Ukraine ordnet Evakuierung einer strategisch wichtigen Stadt im Gebiet Charkow an

Die ukrainischen Behörden haben die Bewohner eines Bezirks an der Grenze zu den russischen Volksrepubliken Donezk und Lugansk zur Evakuierung verpflichtet. Die Anordnung erfolgte, nachdem das Verteidigungsministerium in Moskau mitgeteilt hatte, dass seine Truppen in dem Gebiet vorankommen.

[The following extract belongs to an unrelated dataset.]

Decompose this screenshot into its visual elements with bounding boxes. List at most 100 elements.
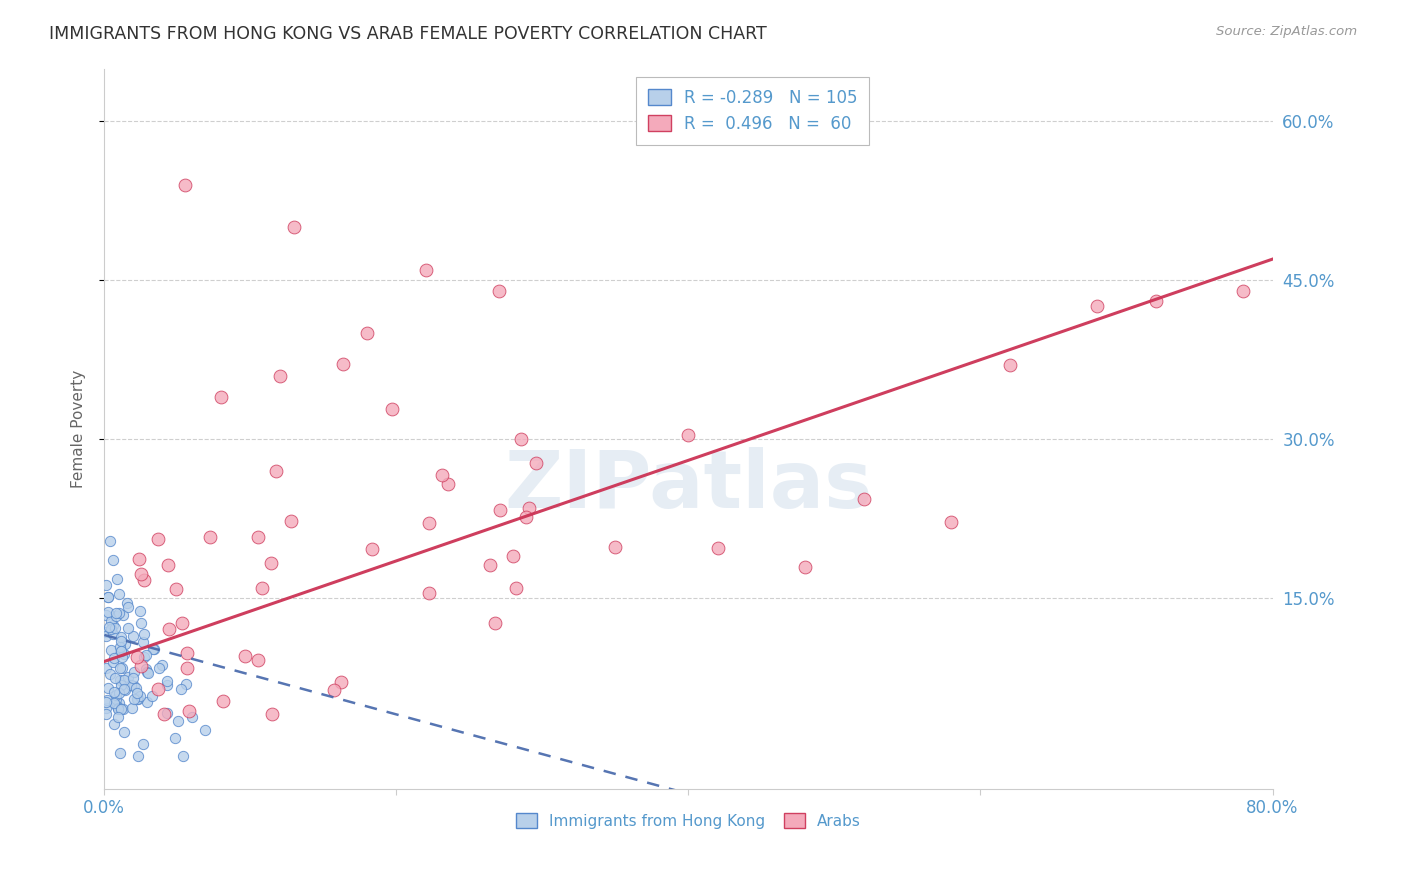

Der Leiter der Bezirksmilitärverwaltung Andrei Konaschewitsch hat eine obligatorische Evakuierung in 37 Orten des Bezirks Kupjansk im Gebiet Charkow angekündigt, meldet die russische Nachrichtenagentur TASS. Wie das Informationsportal erläutert, war bereits zuvor eine Evakuierung in diesen Siedlungen durchgeführt worden, diese war aber nicht obligatorisch gewesen. Auch die derzeitige Evakuierung können die Bewohner ablehnen. Das Medium zitiert den Leiter der Militärverwaltung der Stadt Kupjansk Andrei Besedin mit den Worten:

"Es handelt sich nicht um eine Zwangsevakuierung, sondern um eine obligatorische Evakuierung. Die Menschen können sie offiziell ablehnen. Wenn es sich bereits um eine Zwangsevakuierung handeln würde, gäbe es keinen Verweigerungsmechanismus." Er bezeichnete die Situation nahe der Front als "sehr gefährlich". Nach vorläufigen Schätzungen könnte die Maßnahme mehr als 11.000 Menschen betreffen, darunter 600 Kinder.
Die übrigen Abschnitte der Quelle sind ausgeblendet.